Orioles select left-hander T.J. McFarland in Rule 5 draft

In their continual pursuit of unearthing undervalued commodities, the Orioles reached into the pool again Thursday during the annual Rule 5 draft, grabbing a potential candidate for the 2013 rotation.

With the 23rd pick of the Rule 5 draft — the final official matter of baseball's weeklong winter meetings at the Gaylord Opryland Hotel — the Orioles selected 23-year-old left-hander T.J. McFarland from the Cleveland Indians organization.


McFarland, a 6-foot-3, 209-pound sinkerballer, was the Indians' fourth-round pick in the 2007 amateur draft and went 16-8 with a 4.03 ERA in 27 combined starts at Double-A and Triple A in 2012. He was 8-6 with a 4.82 ERA in 17 starts for Triple-A Columbus in his first taste at the highest level in the minor leagues.

"He's got a good sinker, he keeps the ball down, He's got a good changeup and he throws strikes in the bottom of the strike zone and we like him as a qualified major leaguer," Orioles executive vice president Dan Duquette said. "If you look at his record, over the course of his career, he's won [48] games and lost [31], which is very rare for a young pitcher, very rare to find a young pitcher with that type of winning record. So we know he has a knack for winning games and hopefully that knack will transfer to the major leagues."

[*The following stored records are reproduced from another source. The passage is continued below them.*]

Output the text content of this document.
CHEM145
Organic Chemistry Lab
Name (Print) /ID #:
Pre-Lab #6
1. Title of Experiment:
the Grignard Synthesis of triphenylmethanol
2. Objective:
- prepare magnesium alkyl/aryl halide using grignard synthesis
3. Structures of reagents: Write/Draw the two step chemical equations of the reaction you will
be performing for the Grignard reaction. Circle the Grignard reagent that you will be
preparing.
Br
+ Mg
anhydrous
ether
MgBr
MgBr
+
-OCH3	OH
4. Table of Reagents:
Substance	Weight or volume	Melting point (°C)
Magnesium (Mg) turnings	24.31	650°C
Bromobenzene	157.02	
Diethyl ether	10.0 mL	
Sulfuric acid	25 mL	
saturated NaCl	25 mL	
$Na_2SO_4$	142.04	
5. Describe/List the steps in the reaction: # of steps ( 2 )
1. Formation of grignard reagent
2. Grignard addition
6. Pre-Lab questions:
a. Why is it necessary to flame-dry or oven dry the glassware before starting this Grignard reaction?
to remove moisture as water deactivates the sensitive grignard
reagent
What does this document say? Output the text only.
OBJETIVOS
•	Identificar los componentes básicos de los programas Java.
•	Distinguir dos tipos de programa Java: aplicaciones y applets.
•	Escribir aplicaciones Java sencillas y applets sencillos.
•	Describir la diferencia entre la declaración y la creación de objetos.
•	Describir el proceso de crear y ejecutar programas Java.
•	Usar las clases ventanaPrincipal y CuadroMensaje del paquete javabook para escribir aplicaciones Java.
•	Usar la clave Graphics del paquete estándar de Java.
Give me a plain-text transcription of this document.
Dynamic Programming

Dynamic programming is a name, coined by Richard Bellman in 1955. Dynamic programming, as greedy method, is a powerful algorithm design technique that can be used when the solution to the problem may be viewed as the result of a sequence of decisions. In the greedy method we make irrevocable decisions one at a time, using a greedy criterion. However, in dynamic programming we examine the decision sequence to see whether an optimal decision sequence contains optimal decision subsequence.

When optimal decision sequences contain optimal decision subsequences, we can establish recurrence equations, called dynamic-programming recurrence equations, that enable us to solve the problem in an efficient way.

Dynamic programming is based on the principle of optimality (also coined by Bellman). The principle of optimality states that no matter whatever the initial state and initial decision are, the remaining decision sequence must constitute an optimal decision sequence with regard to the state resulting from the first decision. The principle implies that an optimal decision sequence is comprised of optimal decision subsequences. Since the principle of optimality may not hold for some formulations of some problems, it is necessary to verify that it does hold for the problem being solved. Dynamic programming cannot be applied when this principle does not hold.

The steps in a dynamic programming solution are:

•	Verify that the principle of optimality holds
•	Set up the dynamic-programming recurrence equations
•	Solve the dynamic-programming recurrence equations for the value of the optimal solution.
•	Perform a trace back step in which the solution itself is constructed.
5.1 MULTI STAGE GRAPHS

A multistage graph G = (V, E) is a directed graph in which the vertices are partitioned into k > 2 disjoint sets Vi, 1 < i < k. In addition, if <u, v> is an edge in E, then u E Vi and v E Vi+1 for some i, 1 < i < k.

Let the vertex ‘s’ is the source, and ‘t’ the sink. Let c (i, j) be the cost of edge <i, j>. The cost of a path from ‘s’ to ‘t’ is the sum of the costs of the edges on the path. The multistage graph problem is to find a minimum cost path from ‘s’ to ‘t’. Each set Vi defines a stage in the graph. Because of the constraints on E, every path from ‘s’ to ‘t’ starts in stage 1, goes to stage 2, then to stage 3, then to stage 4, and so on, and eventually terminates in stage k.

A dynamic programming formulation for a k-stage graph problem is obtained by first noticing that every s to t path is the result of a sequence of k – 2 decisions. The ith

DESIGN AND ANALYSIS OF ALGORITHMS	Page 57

The club needs to keep McFarland on the 25-man major-league roster all season or offer him back to the Indians for half of the $50,000 acquisition price. He's been a starter for most of his professional baseball career, and he'll likely get a chance to compete for a spot in the Orioles' rotation this spring.

"Usually, pitchers this age, they don't have that experience in the upper levels of the farm system," Duquette said. "We'll decide [if he could pitch out of the bullpen] in spring training, but it looks to me like he is a qualified major-league starter in the future."

John Manuel, editor of Baseball America, which specializes in covering the minor leagues, called McFarland "one of the more reasonable picks in terms of chances to stick on a major league roster" of the 15 big-league Rule 5 selections made Thursday.

"He's probably not a guy who profiles as someone you ever want to start a playoff game for you," Manuel said. "But can he be a guy who makes 25 or 30 starts, can pitch 175 innings and be a fifth starter on a team that has really good infield defense like Baltimore? I think that is possible. I think that is a reasonable expectation."

The Orioles have a crowded rotation picture, with nearly a dozen candidates potentially jockeying for the five spots. But Duquette likes options — and the philosophy worked for him last year. So, to an extent, did choosing a Rule 5 player in the past.

In 2011, the Orioles selected infielder Ryan Flaherty from the Chicago Cubs and he stayed on the roster all season, batting .216 in 153 at-bats over 77 games. Flaherty worked himself into a platoon at second base by the end of the season and homered in the playoffs.

"In the Rule 5 draft, it was considered a success when [the Orioles] got 150 at-bats and a couple playoff starts out of a guy [who] hit .216 and played second base for them," Manuel said. "I think McFarland is in that same realm as Ryan Flaherty. He's a guy whose ceiling is not too high, especially in that first year, but it is reasonable to expect him to make your team and contribute as a fifth starter."

The Orioles also took a Rule 5 player in the Triple-A phase of the draft: 26-year-old right-handed pitcher Tom Boleska from the Minnesota Twins organization. Boleska never actually pitched for the Twins, however. A former Pittsburgh Pirates farmhand, Boleska signed with Minnesota in October after saving 29 games for Fargo-Moorhead of the independent American Association.

"We have placed an emphasis on independent baseball and acquiring players from independent baseball," Duquette said. "And this is another deal from the independent leagues."

The Orioles have signed several players from non-affiliated baseball teams — including outfielder Lew Ford, who made the majors last year — in the past year. They scouted the hard-throwing Boleska last season with Fargo-Moorhead and in Germany as part of the World Baseball Classic qualifiers.

"[He has a] fastball, 90 to 95 [mph] … curveball, slider. Good repertoire," said Mike Snyder, the Orioles' assistant director of scouting and player development. "We like his stuff."

Boleska, for now, will be placed on the Triple-A Norfolk roster but can play throughout the Orioles' system in 2013.


The Orioles did not have any players taken in the major-league portion of the Rule 5 draft, but they did lose outfielder Robbie Widlansky to the Los Angeles Angels in the Triple-A phase. The Orioles' 2007 11th-round pick, Widlansky, 28, had an outstanding season at Double-A Bowie last year, hitting .316 with a .404 on-base percentage, eight homers and 83 RBIs. But he didn't appear to be in the Orioles' future plans.

"He had a good year. He'll do well for them," Snyder said. "Sometimes it's just roster space, but I'm sorry to see him go."